A wire when bent in the form of an equilateral triangle encloses an area of $121 \sqrt{3} \mathrm{~cm}^{2}$. If the same wire is bent into the form of a circle, what will be the area of the circle?
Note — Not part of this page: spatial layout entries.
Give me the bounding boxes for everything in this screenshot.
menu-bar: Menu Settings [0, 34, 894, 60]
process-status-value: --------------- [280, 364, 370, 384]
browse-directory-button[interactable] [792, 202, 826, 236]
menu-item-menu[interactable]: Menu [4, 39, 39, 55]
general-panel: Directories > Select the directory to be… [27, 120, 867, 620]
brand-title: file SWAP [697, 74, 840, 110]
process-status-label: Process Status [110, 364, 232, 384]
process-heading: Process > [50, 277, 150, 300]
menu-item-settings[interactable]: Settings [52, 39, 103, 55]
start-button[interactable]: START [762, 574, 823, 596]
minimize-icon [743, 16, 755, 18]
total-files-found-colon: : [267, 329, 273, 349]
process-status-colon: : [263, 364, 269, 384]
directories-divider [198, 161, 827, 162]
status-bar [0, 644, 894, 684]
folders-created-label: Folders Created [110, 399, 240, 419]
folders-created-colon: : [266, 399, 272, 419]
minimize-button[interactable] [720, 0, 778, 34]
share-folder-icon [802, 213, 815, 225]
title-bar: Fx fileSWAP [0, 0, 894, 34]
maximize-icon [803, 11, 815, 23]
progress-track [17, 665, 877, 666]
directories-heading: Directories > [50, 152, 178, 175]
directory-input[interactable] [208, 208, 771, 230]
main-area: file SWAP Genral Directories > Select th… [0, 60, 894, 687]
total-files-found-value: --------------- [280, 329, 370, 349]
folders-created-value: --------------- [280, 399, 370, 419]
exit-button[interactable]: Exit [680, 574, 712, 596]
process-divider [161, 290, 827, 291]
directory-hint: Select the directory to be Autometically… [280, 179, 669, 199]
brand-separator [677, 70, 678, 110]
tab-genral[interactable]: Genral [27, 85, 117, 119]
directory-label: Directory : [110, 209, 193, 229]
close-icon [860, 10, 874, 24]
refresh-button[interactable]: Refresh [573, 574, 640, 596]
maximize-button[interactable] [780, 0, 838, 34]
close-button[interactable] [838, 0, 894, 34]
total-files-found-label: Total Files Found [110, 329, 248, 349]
Let a cm be the side of the equilateral triangle.
Now,
Area of the equilateral triangle $=\frac{\sqrt{3}}{4} a^{2}$
We have:
$\frac{\sqrt{3}}{4} a^{2}=121 \sqrt{3}$
$\Rightarrow \frac{a^{2}}{4}=121$
$\Rightarrow a^{2}=484$
$\Rightarrow a=22$
Perimeter of the triangle = Circumference of the circle
Perimeter of the triangle = (22 + 22 + 22) cm
= 66 cm
Now, let r cm be the radius of the circle.
We know:
Circumference of the circle $=2 \pi r$
$\Rightarrow 2 \times \frac{22}{7} \times r=66$
$\Rightarrow r=\left(66 \times \frac{7}{44}\right) \mathrm{cm}$
$\Rightarrow r=\frac{21}{2} \mathrm{~cm}$
Also,
Area of the circle $=\pi r^{2}$
$=\left(\frac{22}{7} \times \frac{21}{2} \times \frac{21}{2}\right) \mathrm{cm}^{2}$
$=\frac{693}{2} \mathrm{~cm}^{2}$
$=346.5 \mathrm{~cm}^{2}$